Now before I continue, I ask you the reader to ask yourself what would top a mummified Christmas Tree seen in Brooklyn in April. May I interest you in a dry Christmas Tree encountered on a sidewalk on the fourth of May, 2025, in Williamsburg, Brooklyn?
I took this photo on South 3rd Street between Roebling and Havemeyer Streets at 1:05 P.M., just six minutes after I documented a BLOB DYLAN tag on Roebling. As you can see in the photo, there was a light rain falling when I bravely stopped to conduct some on-the-ground reporting. Speaking of something on the ground, the Christmas Tree looked like it had seen better days, with those better days having most likely concluded no later than early February. Unlike the Brooklyn Heights Christmas Tree I shared in April 2021 which was entirely in a tree pit, this one was only partially in a tree pit.
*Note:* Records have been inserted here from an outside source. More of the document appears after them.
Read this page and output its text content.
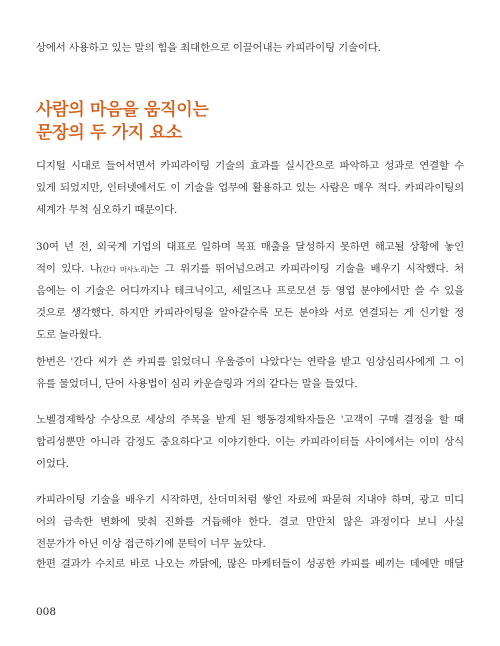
상에서 사용하고 있는 말의 힘을 최대한으로 이끌어내는 카피라이팅 기술이다.
사람의 마음을 움직이는
문장의 두 가지 요소
디지털 시대로 들어서면서 카피라이팅 기술의 효과를 실시간으로 파악하고 성과로 연결할 수
있게 되었지만, 인터넷에서도 이 기술을 업무에 활용하고 있는 사람은 매우 적다. 카피라이팅의
세계가 무척 심오하기 때문이다.
30여 년 전, 외국계 기업의 대표로 일하며 목표 매출을 달성하지 못하면 해고될 상황에 놓인
적이 있다. 나(간다 마사노리)는 그 위기를 뛰어넘으려고 카피라이팅 기술을 배우기 시작했다. 처
음에는 이 기술은 어디까지나 테크닉이고, 세일즈나 프로모션 등 영업 분야에서만 쓸 수 있을
것으로 생각했다. 하지만 카피라이팅을 알아갈수록 모든 분야와 서로 연결되는 게 신기할 정
도로 놀라웠다.
한번은 '간다 씨가 쓴 카피를 읽었더니 우울증이 나았다'는 연락을 받고 임상심리사에게 그 이
유를 물었더니, 단어 사용법이 심리 카운슬링과 거의 같다는 말을 들었다.
노벨경제학상 수상으로 세상의 주목을 받게 된 행동경제학자들은 '고객이 구매 결정을 할 때
합리성뿐만 아니라 감정도 중요하다'고 이야기한다. 이는 카피라이터들 사이에서는 이미 상식
이었다.
카피라이팅 기술을 배우기 시작하면, 산더미처럼 쌓인 자료에 파묻혀 지내야 하며, 광고 미디
어의 급속한 변화에 맞춰 진화를 거듭해야 한다. 결코 만만치 않은 과정이다 보니 사실
전문가가 아닌 이상 접근하기에 문턱이 너무 높았다.
한편 결과가 수치로 바로 나오는 까닭에, 많은 마케터들이 성공한 카피를 베끼는 데에만 매달
008
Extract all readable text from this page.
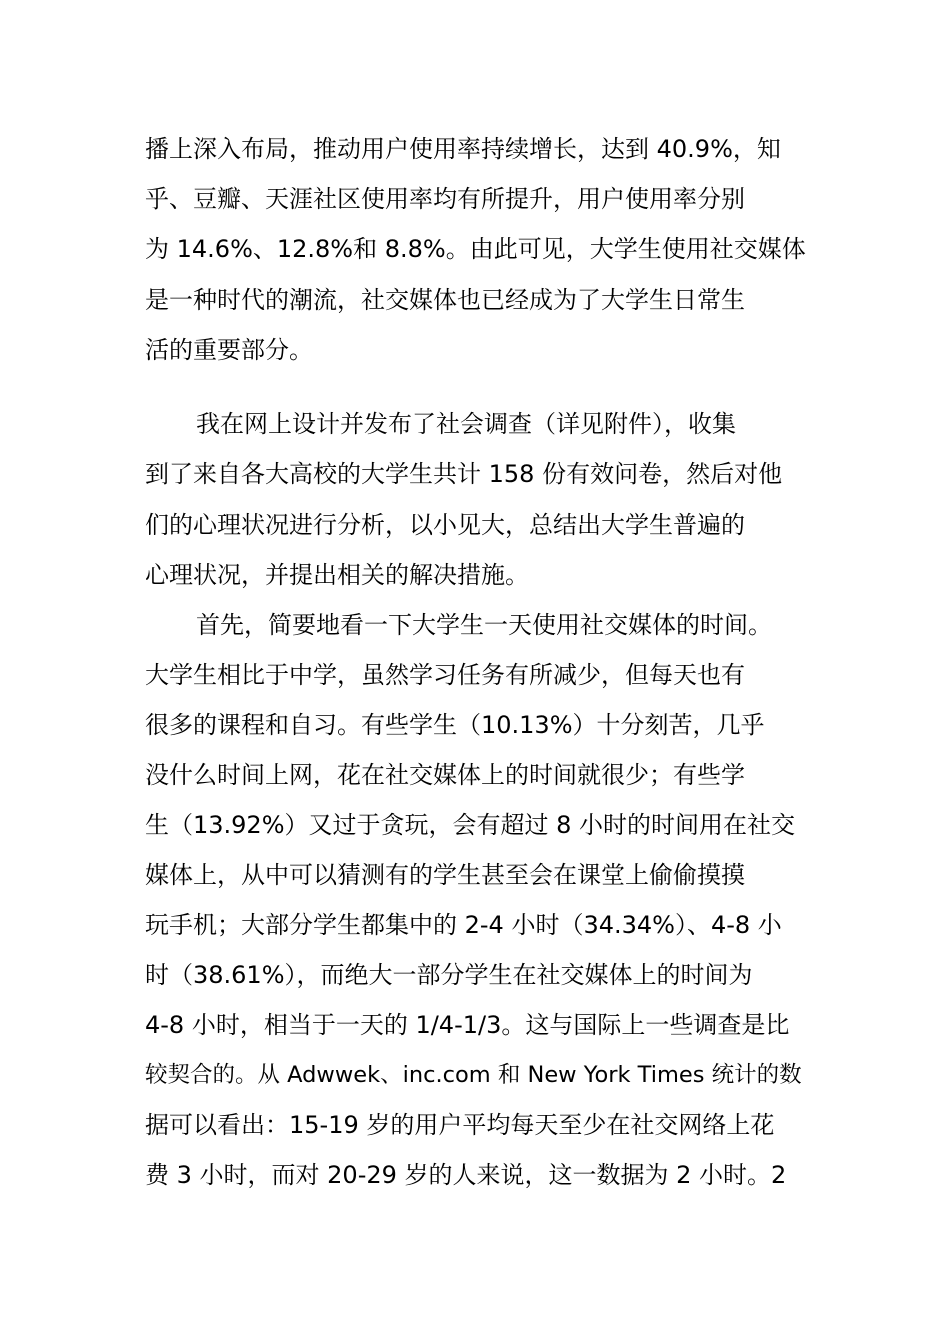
播上深入布局，推动用户使用率持续增长，达到 40.9%，知
乎、豆瓣、天涯社区使用率均有所提升，用户使用率分别
为 14.6%、12.8%和 8.8%。由此可见，大学生使用社交媒体
是一种时代的潮流，社交媒体也已经成为了大学生日常生
活的重要部分。
我在网上设计并发布了社会调查（详见附件），收集
到了来自各大高校的大学生共计 158 份有效问卷，然后对他
们的心理状况进行分析，以小见大，总结出大学生普遍的
心理状况，并提出相关的解决措施。
首先，简要地看一下大学生一天使用社交媒体的时间。
大学生相比于中学，虽然学习任务有所减少，但每天也有
很多的课程和自习。有些学生（10.13%）十分刻苦，几乎
没什么时间上网，花在社交媒体上的时间就很少；有些学
生（13.92%）又过于贪玩，会有超过 8 小时的时间用在社交
媒体上，从中可以猜测有的学生甚至会在课堂上偷偷摸摸
玩手机；大部分学生都集中的 2-4 小时（34.34%）、4-8 小
时（38.61%），而绝大一部分学生在社交媒体上的时间为
4-8 小时，相当于一天的 1/4-1/3。这与国际上一些调查是比
较契合的。从 Adwwek、inc.com 和 New York Times 统计的数
据可以看出：15-19 岁的用户平均每天至少在社交网络上花
费 3 小时，而对 20-29 岁的人来说，这一数据为 2 小时。2
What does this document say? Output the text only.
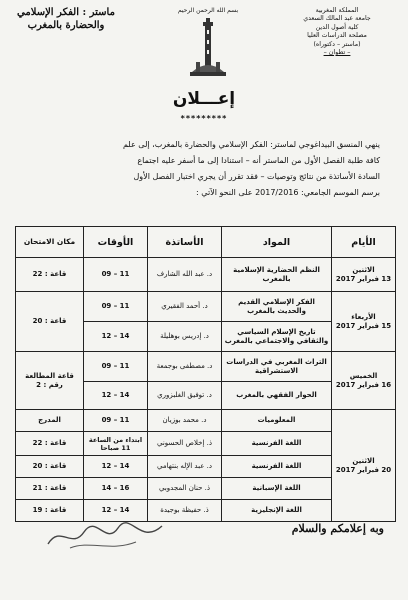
المملكة المغربية
جامعة عبد المالك السعدي
كلية أصول الدين
مصلحة الدراسات العليا
(ماستر – دكتوراه)
– تطوان –
بسم الله الرحمن الرحيم
ماستر : الفكر الإسلامي
والحضارة بالمغرب
إعـــلان
*********
ينهي المنسق البيداغوجي لماستر: الفكر الإسلامي والحضارة بالمغرب، إلى علم
كافة طلبة الفصل الأول من الماستر أنه – استنادا إلى ما أسفر عليه اجتماع
السادة الأساتذة من نتائج وتوصيات – فقد تقرر أن يجري اختبار الفصل الأول
برسم الموسم الجامعي: 2017/2016 على النحو الآتي :
الأيام	المواد	الأساتذة	الأوقات	مكان الامتحان

الاثنين
13 فبراير 2017	النظم الحضارية الإسلامية بالمغرب	د. عبد الله الشارف	09 – 11	قاعة : 22

الأربعاء
15 فبراير 2017	الفكر الإسلامي القديم والحديث بالمغرب	د. أحمد الفقيري	09 – 11	قاعة : 20
	تاريخ الإسلام السياسي والثقافي والاجتماعي بالمغرب	د. إدريس بوهليلة	12 – 14	

الخميس
16 فبراير 2017	التراث المغربي في الدراسات الاستشراقية	د. مصطفى بوجمعة	09 – 11	قاعة المطالعة رقم : 2
	الحوار الفقهي بالمغرب	د. توفيق الغلبزوري	12 – 14	

الاثنين
20 فبراير 2017	المعلوميات	د. محمد بوزيان	09 – 11	المدرج
	اللغة الفرنسية	ذ. إخلاص الحسوني	ابتداء من الساعة 11 صباحا	قاعة : 22
	اللغة الفرنسية	د. عبد الإله بنتهامي	12 – 14	قاعة : 20
	اللغة الإسبانية	ذ. حنان المجدوبي	14 – 16	قاعة : 21
	اللغة الإنجليزية	ذ. حفيظة بوجيدة	12 – 14	قاعة : 19
وبه إعلامكم والسلام
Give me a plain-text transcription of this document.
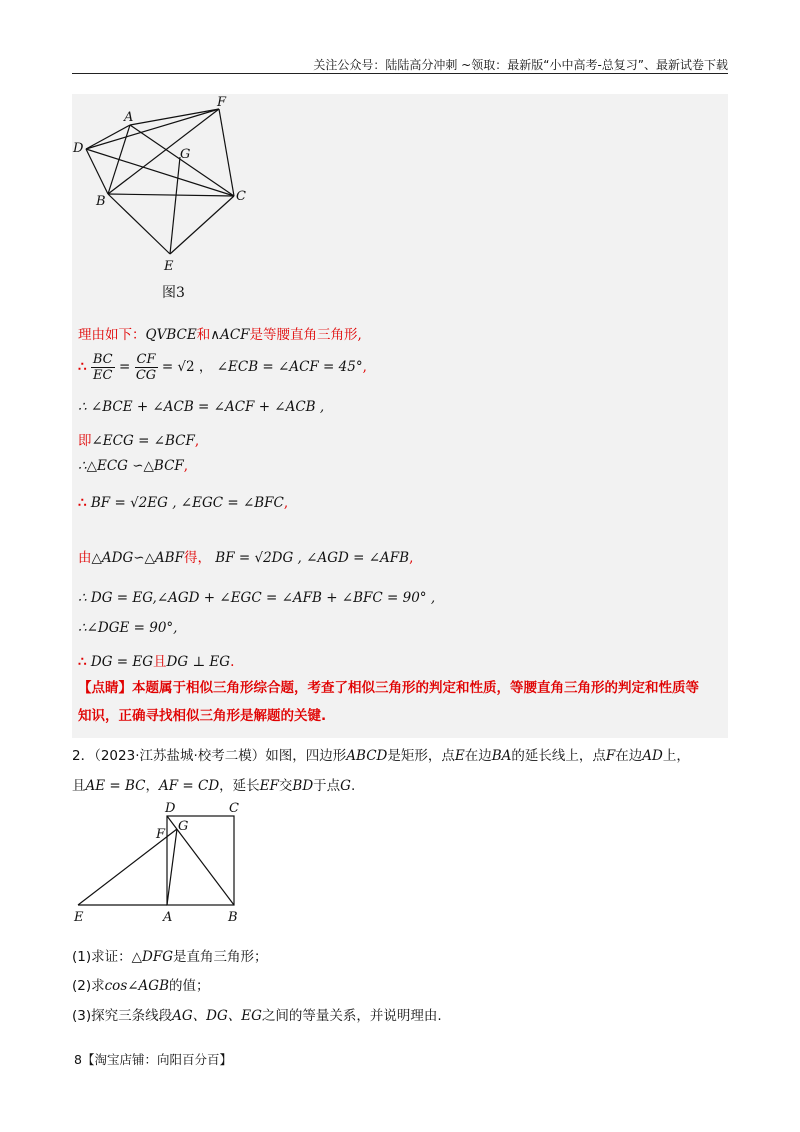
关注公众号：陆陆高分冲刺 ~领取：最新版“小中高考-总复习”、最新试卷下载
A
F
D	G
B	C
E
图3
理由如下：QVBCE和∧ACF是等腰直角三角形,
∴ $\frac{BC}{EC} = \frac{CF}{CG} = √2$ ， ∠ECB = ∠ACF = 45°,
∴ ∠BCE + ∠ACB = ∠ACF + ∠ACB ,
即∠ECG = ∠BCF,
∴△ECG ∽△BCF,
∴ BF = √2EG , ∠EGC = ∠BFC,
由△ADG∽△ABF得， BF = √2DG , ∠AGD = ∠AFB,
∴ DG = EG,∠AGD + ∠EGC = ∠AFB + ∠BFC = 90° ,
∴∠DGE = 90°,
∴ DG = EG且DG ⊥ EG.
【点睛】本题属于相似三角形综合题，考查了相似三角形的判定和性质，等腰直角三角形的判定和性质等
知识，正确寻找相似三角形是解题的关键.
2．（2023·江苏盐城·校考二模）如图，四边形ABCD是矩形，点E在边BA的延长线上，点F在边AD上，
且AE = BC，AF = CD，延长EF交BD于点G.
D	C
F
G
E	A	B
(1)求证：△DFG是直角三角形；
(2)求cos∠AGB的值；
(3)探究三条线段AG、DG、EG之间的等量关系，并说明理由.
8【淘宝店铺：向阳百分百】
One gets the feeling that whoever had this unfortunate tree did not want to be associated with leaving it out in May in this state. Discarding it haphazardly in the middle of the sidewalk next to a tree pit is one way to obfuscate who discarded it.
I can see how some people may part ways with their Christmas Trees in February. March is pushing it. April is way past it. May defies comprehension.